All Jesus does throughout this course is tap us on the shoulder and say, "My brother, what you think is not the truth." In Chapter 23 in the text he says, "And God thinks otherwise" (T-23.I.2:7). And so when we come to him with our stories, our anxieties, and our concerns, he says, "That is not what is bothering you. That is not the problem. What you are thinking is not the truth." Implicit in that is what he told Helen (see T-2.VI.4; VII.1): "Don't ask me to fix the problem here. There is no problem here. The problem is that you think there's a problem. The problem is not what you think, but that you think you can think. The problem is not that you are here. You are not here. The problem is that you think you are here. The problem is not that you are separated from God. The problem is that you think you are separated from God." That is a big, big distinction and it is very important.

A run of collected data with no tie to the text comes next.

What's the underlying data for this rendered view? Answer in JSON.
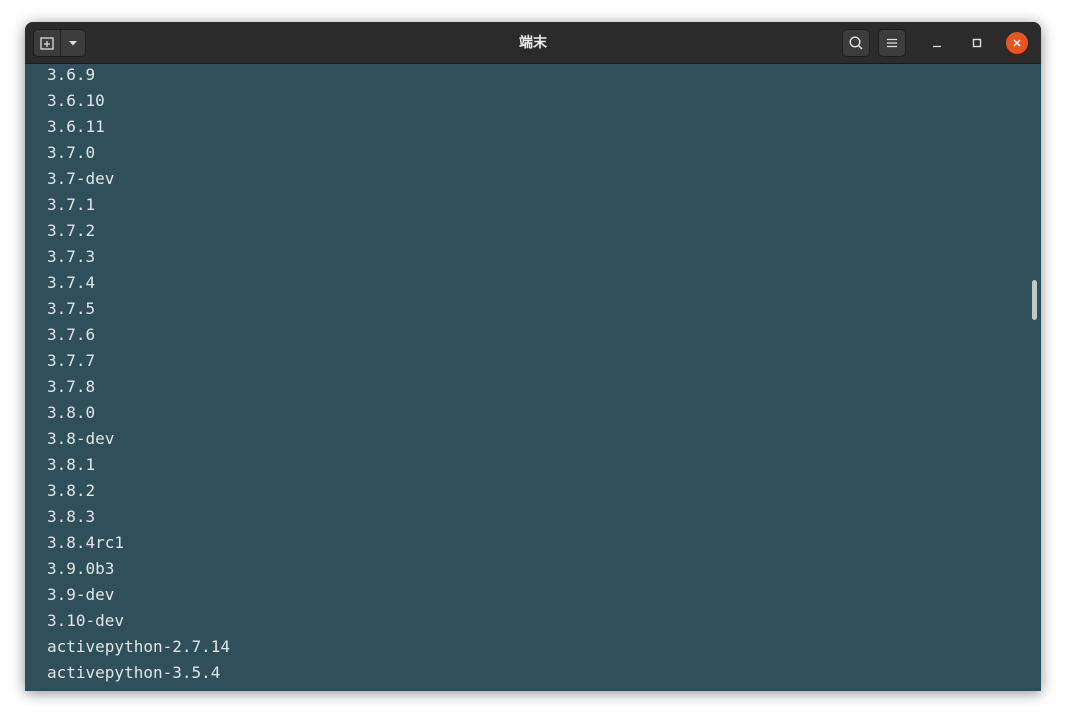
{
  "window": {
    "title": "端末"
  },
  "terminal": {
    "lines": [
      "3.6.9",
      "3.6.10",
      "3.6.11",
      "3.7.0",
      "3.7-dev",
      "3.7.1",
      "3.7.2",
      "3.7.3",
      "3.7.4",
      "3.7.5",
      "3.7.6",
      "3.7.7",
      "3.7.8",
      "3.8.0",
      "3.8-dev",
      "3.8.1",
      "3.8.2",
      "3.8.3",
      "3.8.4rc1",
      "3.9.0b3",
      "3.9-dev",
      "3.10-dev",
      "activepython-2.7.14",
      "activepython-3.5.4"
    ]
  },
  "icons": {
    "new_tab": "new-tab-icon",
    "tab_menu": "chevron-down-icon",
    "search": "search-icon",
    "menu": "hamburger-menu-icon",
    "minimize": "minimize-icon",
    "maximize": "maximize-icon",
    "close": "close-icon"
  },
  "colors": {
    "terminal_background": "#2f4f5a",
    "terminal_text": "#dfe6e8",
    "titlebar": "#2b2b2b",
    "close_button": "#e9541f"
  }
}
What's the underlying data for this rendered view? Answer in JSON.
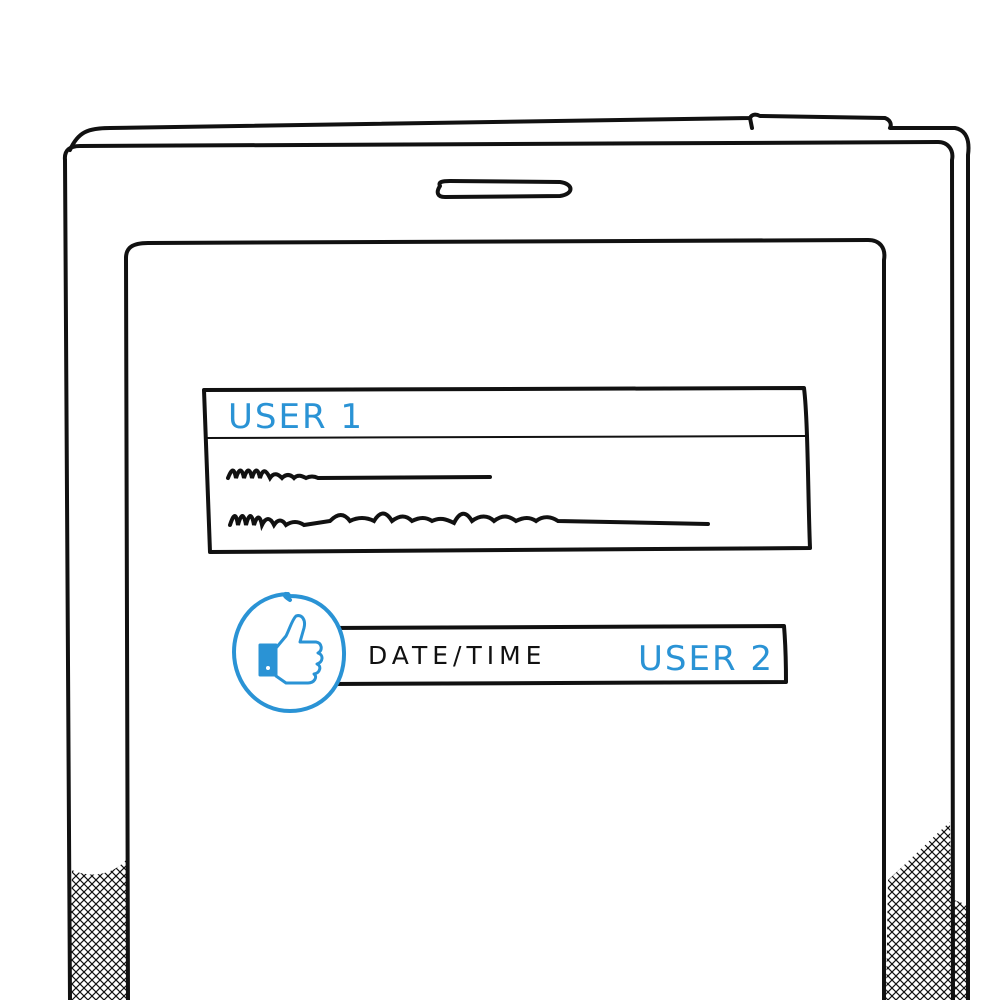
{
  "accent_color": "#2a93d5",
  "ink_color": "#111111",
  "post": {
    "author": "USER 1"
  },
  "like_row": {
    "icon": "thumbs-up-icon",
    "datetime": "DATE/TIME",
    "user": "USER 2"
  }
}
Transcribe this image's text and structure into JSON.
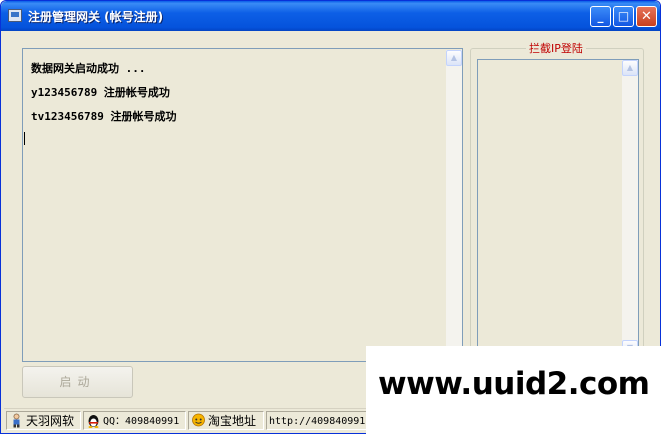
{
  "window": {
    "title": "注册管理网关 (帐号注册)",
    "controls": {
      "minimize": "_",
      "maximize": "□",
      "close": "✕"
    }
  },
  "log": {
    "lines": [
      "数据网关启动成功 ...",
      "y123456789 注册帐号成功",
      "tv123456789 注册帐号成功"
    ],
    "scroll_up": "▲"
  },
  "block_ip": {
    "label": "拦截IP登陆",
    "scroll_up": "▲",
    "scroll_down": "▼"
  },
  "start_button": {
    "label": "启动"
  },
  "statusbar": {
    "items": [
      {
        "icon": "person-icon",
        "text": "天羽网软"
      },
      {
        "icon": "qq-penguin-icon",
        "text": "QQ：409840991"
      },
      {
        "icon": "chat-bubble-icon",
        "text": "淘宝地址"
      },
      {
        "icon": "",
        "text": "http://409840991."
      }
    ]
  },
  "watermark": {
    "text": "www.uuid2.com"
  },
  "colors": {
    "titlebar": "#0553dc",
    "group_label": "#c00000",
    "disabled_text": "#aca899",
    "face": "#ece9d8"
  }
}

This is why forgiveness is not about forgiving people for what they have done. Metaphysically, they have literally not done anything. On this level, they have not done anything because they have not taken your peace away from you. They may have taken pieces of your body away from you, but they have not taken you; they have not taken peace away from you. So there is nothing to forgive. Nothing was done to you. Now this is a very difficult principle to live one hundred percent of the time, but you can at least realize that when you are unhappy, it is because you have chosen not to live under that principle. It is not a sin, but at least now you know what the problem is.
That explains why it is much easier for us to go to Jesus or the Holy Spirit with a problem and demand that they fix the problem than it is to go to Them for help without predetermining what the help would be. Again, Jesus would tell us, "My brother, what you think is not the truth. Don't ask me to help you with this problem, A, B, C, X, Y, or Z. Ask me to help you look at the fact that you want there to be a problem, because, in truth, you know there is no problem. This is the same as saying you want there to be a separated self, because on some level you know there is no separated self."
To briefly summarize our discussion: When we go to Jesus with a problem, we are really asking him to convince us that there is a problem, and therefore that we are real as individuals. It is as if we are begging him to make it real with us. And since he does not do that, what we do is fire him and hire another Jesus who does pay attention to our problems. Then we think that's the Jesus who wrote this book and who gives us answers. We do that because we do not like the answer the real Jesus of the Course gives, which is that there is no answer to give because there is no question and no problem. As I said earlier, there always is an answer to a specific problem, and that is because the answer is always the same, and that answer will take form in whatever way we can accept it.